The goal: provide one-on-one mentoring, travel to academic conferences, and other experiences that prep students for graduate programs in the biomedical, behavioral, or biophysical sciences. In Brown’s case, that meant working with a Carver College of Medicine team studying streptococcus bacteria.
“I love doing research and knowing there’s a possibility that I could help millions of lives by discovering something new,” says Brown, today a junior microbiology major. “This is what I want to do for my career.”
Minority enrollment in STEM programs is also a focus. In the fall 2010 report of student retention and graduation rates, the number of undergraduate minority students majoring in STEM programs totaled 1,691, an increase of 138 students (8.9%) from the previous year. This represents 9.3% of all STEM majors at Iowa’s Public Universities.

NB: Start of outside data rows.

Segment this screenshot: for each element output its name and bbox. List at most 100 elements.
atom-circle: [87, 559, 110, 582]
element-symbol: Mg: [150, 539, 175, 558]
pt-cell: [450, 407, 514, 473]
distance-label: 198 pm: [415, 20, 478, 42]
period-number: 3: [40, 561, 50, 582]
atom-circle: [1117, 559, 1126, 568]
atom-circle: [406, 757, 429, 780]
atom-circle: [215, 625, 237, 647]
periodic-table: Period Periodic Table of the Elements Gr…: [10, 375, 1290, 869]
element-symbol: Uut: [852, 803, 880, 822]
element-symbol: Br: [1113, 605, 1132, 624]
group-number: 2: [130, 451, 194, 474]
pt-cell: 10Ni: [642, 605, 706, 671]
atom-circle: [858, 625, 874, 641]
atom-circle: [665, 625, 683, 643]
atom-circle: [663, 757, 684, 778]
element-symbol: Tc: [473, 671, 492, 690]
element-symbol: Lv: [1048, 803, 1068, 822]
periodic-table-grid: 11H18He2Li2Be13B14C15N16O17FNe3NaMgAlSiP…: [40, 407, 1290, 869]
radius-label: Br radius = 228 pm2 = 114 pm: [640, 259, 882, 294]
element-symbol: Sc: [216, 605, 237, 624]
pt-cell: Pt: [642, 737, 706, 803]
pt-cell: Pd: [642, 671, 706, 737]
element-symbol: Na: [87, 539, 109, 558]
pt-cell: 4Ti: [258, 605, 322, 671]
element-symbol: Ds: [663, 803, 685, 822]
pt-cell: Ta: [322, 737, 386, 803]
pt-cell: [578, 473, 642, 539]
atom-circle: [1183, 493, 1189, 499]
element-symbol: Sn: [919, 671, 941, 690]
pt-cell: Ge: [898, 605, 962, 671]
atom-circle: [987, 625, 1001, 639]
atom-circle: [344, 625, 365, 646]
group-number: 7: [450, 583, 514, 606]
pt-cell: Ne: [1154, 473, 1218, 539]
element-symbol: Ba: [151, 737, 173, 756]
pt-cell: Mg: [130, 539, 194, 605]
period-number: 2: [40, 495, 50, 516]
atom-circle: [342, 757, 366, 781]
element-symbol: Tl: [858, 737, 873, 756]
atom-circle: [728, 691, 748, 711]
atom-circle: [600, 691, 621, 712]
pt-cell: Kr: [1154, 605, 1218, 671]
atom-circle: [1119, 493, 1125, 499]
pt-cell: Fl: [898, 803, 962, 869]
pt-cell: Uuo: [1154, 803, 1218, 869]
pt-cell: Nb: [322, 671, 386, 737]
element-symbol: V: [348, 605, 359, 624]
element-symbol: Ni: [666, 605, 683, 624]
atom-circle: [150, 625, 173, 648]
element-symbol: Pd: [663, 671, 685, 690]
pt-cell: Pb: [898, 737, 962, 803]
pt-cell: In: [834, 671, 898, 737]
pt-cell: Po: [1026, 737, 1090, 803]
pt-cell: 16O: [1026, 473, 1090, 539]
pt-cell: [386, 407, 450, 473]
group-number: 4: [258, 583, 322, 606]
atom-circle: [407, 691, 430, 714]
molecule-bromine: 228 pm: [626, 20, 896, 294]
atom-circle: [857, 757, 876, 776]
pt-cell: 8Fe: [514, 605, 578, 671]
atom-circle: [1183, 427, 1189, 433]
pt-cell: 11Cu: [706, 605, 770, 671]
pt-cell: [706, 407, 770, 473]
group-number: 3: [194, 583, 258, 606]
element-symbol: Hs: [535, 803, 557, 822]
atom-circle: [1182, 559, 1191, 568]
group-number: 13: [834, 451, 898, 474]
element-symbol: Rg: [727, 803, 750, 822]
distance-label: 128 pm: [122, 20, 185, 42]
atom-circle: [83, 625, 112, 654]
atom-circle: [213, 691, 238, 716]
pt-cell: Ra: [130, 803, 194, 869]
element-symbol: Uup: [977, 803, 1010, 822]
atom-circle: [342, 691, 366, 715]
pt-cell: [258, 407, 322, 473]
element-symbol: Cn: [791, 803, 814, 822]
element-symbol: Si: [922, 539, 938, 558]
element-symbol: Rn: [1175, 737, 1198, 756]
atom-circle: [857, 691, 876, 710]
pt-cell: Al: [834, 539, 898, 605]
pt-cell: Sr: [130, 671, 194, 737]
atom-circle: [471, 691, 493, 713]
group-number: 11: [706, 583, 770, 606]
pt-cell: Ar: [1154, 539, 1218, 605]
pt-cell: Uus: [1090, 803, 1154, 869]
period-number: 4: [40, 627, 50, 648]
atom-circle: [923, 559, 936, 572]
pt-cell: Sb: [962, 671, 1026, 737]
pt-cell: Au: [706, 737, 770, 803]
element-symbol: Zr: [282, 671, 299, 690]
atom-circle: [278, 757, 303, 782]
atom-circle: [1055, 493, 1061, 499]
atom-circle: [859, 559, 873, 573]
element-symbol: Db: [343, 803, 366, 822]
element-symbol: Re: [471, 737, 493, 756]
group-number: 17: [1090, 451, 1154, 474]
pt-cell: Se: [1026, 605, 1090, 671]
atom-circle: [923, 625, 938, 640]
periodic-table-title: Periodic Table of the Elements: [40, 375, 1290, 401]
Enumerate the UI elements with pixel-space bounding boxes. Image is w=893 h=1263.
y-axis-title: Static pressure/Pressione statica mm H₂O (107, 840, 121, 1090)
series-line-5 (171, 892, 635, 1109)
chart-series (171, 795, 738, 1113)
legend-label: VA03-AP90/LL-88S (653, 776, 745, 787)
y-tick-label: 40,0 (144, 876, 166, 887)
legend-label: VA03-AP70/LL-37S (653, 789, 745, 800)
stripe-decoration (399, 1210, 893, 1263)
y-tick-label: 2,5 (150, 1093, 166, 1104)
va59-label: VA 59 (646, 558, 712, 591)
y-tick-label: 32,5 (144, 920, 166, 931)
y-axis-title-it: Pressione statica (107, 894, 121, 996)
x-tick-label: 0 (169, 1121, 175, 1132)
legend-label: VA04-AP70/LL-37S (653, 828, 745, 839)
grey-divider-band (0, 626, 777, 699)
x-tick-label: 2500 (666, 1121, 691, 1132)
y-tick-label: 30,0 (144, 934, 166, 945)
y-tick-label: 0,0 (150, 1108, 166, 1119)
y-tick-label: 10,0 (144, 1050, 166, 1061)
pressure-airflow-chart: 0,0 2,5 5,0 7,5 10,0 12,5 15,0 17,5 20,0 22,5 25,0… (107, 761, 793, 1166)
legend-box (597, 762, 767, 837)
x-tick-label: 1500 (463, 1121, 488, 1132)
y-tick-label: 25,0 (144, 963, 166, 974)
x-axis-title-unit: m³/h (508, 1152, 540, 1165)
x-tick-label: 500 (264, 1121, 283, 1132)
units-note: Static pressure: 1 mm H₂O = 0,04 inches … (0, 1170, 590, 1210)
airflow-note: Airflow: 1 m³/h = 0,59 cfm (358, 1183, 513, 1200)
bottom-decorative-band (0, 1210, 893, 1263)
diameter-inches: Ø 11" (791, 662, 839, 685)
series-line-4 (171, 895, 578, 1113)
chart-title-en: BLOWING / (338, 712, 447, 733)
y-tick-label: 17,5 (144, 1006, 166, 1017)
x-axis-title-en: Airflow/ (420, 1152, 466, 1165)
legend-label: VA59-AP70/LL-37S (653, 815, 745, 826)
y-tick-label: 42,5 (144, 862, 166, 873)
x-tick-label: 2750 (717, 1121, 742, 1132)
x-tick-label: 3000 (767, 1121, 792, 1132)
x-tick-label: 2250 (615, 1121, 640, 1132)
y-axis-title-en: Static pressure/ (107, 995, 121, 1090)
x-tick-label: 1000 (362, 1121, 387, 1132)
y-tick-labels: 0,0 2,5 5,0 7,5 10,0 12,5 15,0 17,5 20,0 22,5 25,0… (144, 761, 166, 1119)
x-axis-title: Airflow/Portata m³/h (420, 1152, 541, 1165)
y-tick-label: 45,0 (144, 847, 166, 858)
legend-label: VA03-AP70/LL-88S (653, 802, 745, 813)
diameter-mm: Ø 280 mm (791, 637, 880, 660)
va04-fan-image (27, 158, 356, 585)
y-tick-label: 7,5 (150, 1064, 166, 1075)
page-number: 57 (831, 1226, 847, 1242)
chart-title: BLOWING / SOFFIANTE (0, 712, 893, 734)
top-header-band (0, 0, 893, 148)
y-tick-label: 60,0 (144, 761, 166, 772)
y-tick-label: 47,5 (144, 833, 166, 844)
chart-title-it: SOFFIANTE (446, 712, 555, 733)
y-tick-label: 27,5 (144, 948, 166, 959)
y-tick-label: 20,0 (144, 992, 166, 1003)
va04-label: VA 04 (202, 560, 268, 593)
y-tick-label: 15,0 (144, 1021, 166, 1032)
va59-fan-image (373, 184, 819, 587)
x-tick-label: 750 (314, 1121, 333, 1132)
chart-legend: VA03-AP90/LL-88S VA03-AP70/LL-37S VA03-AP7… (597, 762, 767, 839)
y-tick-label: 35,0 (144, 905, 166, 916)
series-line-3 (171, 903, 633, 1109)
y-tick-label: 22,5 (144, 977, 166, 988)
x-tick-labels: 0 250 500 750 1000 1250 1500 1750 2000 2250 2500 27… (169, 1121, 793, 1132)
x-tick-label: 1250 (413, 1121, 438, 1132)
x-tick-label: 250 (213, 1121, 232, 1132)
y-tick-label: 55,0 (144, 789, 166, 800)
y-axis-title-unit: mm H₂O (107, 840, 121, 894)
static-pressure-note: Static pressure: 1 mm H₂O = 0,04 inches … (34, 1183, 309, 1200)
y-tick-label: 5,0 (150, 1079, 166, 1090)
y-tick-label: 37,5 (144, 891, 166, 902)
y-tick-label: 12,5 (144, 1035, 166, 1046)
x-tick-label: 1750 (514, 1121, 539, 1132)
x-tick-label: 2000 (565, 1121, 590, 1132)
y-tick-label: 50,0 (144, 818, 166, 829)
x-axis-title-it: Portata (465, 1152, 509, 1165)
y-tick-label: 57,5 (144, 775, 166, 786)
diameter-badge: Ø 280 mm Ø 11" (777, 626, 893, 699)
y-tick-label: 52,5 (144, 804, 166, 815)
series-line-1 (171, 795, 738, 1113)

Prior to transferring to the University of Northern Iowa, Roxy Garza participated in the UNI Jump Start program, an extended summer orientation designed to facilitate the successful transition of new freshmen and transfer students from ethnically, culturally, and socioeconomically diverse backgrounds.
“Everyone involved with the Jump Start program has been very supportive and encouraging. Because of them, I am well on my way to achieving my goals. Attending UNI has been one of the best decisions I have ever made.”
Identical twins Jonathan and Donathan Morgan of Kansas City, Missouri, sophomores in the ISU College of Engineering, selected Iowa State for the strength of its engineering program and its friendly campus atmosphere. The brothers are recipients of the prestigious and highly competitive Gates Millennium Scholarship for low-income minority students.
The twins spent the summer prior to their first semester at ISU in the College of Engineering’s Summer Program for Enhancing Engineering Development (SPEED). This summer bridge program works to boost engineering students’ math and physics skills in preparation for the rigors of engineering and college life. “SPEED helped prepare us for the learning that was ahead of us at ISU,” Jonathan said.
“SPEED was an awesome transition between high school and college engineering,” Donathan said. “On weekdays, we were in class literally all day doing math, physics and advanced algebra. And on the weekends, we visited several engineering companies, like John Deere, Pella Windows and Rockwell Collins.
“We don’t know exactly what we want to do, but we want to do something great,” Donathan said. “We want to contribute to the world.”